Failing to find the .dat file, but finding adv6.h instead, the game will
construct the .dat file from the .h one. From then on the game will run
normally, getting its text data from the .dat file, which should be kept
in the same place as the executable (but see the separate document
on game invocation command options for
an alternative).
- Loading text data on game startup
If -DMEMORY is added to any of the C compilation commands suggested
above, the text data file will be preloaded into a dynamically allocated
buffer on game startup. This used to be the default arrangement in
A-code versions 10 and 11.
- Reading data from the text file
If your memory is constrained, but disk I/O is reasonably quick (which it
would be unless you are running the game from a floppy disk), you can
use the -DFILE compilation flag. This causes the game to read from the
data file with no paging of its own, though one hopes that *some* paging
will be done by the OS. As a guess, such machines will have no GUI
browsers, so -DCONSOLE should also be added to compilation flags.
- Keeping recent text data in memory
If -DSWAP is added to any of the C compilation commands suggested above,
all access to the text data file will be through an internal paging
system of 32 1KB buffers, paging data in and out on the
first-in-first-out basis. The number of swap buffers can be modified
by defining the SWAP symbol to have a particular value, e.g. -DSWAP=40.
The number of buffers will be coerced into the range from 16 to 128
inclusive.
This method is only useful for the oldest and slowest machines.
Again, it probably makes sense to add -DCONSOLE as well, since a machine
with such a limited amount of memory is unlikely to sport a GUI-based browser.
Appendix 2: Kernel compilation symbols
Compilation symbols listed below can be added to the compilation command line
as -D<symbol> when building A-code games. There is a number of other
symbols being defined and used by kernel source files, which you should leave
well alone.
The main mode symbols have been already referenced above.
CONSOLE Specifies console-only mode
CGI Specifies single turn mode
HTTP Specifies combined browser/console mode – this
is the default
JS Specifies JavaScript/HTML mode
ADVLIB Specifies library mode
Four additional symbols can be used to control what system routines
the game executable needs from the system.

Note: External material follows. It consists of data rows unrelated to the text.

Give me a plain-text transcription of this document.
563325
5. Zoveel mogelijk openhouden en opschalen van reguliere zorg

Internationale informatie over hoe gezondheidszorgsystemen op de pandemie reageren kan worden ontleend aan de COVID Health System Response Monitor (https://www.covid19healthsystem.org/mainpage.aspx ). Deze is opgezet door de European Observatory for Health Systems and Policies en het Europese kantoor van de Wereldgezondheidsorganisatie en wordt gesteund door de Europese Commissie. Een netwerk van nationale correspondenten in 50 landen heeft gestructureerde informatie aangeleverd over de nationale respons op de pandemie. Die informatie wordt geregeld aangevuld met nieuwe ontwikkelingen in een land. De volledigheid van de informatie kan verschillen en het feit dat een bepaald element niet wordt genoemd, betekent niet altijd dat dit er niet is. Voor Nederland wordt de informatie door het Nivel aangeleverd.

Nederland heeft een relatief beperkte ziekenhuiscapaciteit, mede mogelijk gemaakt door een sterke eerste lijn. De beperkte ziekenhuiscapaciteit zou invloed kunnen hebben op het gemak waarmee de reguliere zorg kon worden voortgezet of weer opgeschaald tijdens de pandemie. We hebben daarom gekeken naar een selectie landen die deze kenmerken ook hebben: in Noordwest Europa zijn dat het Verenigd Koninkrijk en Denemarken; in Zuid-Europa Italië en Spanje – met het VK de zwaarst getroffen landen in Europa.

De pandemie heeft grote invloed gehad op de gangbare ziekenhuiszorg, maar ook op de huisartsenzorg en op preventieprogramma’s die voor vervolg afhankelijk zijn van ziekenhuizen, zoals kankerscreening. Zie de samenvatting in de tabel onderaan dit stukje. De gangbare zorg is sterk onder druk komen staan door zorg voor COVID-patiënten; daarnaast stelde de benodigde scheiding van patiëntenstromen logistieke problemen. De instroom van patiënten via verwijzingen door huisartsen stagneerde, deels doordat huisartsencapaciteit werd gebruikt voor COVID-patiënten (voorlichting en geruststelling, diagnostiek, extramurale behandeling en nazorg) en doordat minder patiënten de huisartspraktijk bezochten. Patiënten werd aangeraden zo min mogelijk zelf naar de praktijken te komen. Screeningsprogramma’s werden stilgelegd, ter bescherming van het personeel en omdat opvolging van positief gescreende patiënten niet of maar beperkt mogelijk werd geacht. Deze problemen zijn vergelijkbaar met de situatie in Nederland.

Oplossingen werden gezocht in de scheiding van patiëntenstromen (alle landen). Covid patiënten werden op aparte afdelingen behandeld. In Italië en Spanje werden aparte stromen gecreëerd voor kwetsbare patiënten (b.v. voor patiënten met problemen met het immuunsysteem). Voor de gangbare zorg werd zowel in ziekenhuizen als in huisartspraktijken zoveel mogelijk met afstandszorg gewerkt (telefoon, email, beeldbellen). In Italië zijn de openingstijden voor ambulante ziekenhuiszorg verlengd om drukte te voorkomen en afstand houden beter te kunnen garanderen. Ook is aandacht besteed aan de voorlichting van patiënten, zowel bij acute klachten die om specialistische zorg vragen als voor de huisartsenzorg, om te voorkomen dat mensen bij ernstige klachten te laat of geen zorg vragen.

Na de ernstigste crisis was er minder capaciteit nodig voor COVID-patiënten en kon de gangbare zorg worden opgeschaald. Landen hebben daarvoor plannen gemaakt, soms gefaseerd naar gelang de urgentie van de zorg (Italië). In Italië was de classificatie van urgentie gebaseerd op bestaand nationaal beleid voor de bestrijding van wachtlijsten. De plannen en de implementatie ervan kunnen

NO_UNISTD Signals absence of the unistd.h header
file. Use it in all modes if you do not have the unistd library.
NO_READLINE Suppresses use of the readline library (only
relevant in the console and browser/console modes – ignored
otherwise).
NO_SLOW Suppresses the ability to slow down game's output
(only relevant in the console and browser/console modes – ignored
otherwise).
PAUSE Prevents immediate exit on game completion (useful
when running in console mode in a window which automatically closes on game's
exit).
Three further symbols which are only required in kernel development
work and/or in special builds.
IOS Signals iOS build.
DEBUG Enables various debug messages from the kernel.
DIRECT Prevents the HTTP server being daemonised in the
browser mode – makes debugging easier!
Finally, there are the deprecated symbols specifying ways of dealing
with a separate text data file, if there is one. Note that these symbols override
whatever text data arrangement was specified in running acdc to convert
A-code sources into C.
MEMORY Text data file to be loaded into memory on
startup.
FILE Text to be retrieved as required directly from
the data file.
SWAP[=<page_buffers>] Text is to be paged
in executables 1KB page buffers. The default is 32 such buffers, but
another number can be specified between 16 and 128 inclusive.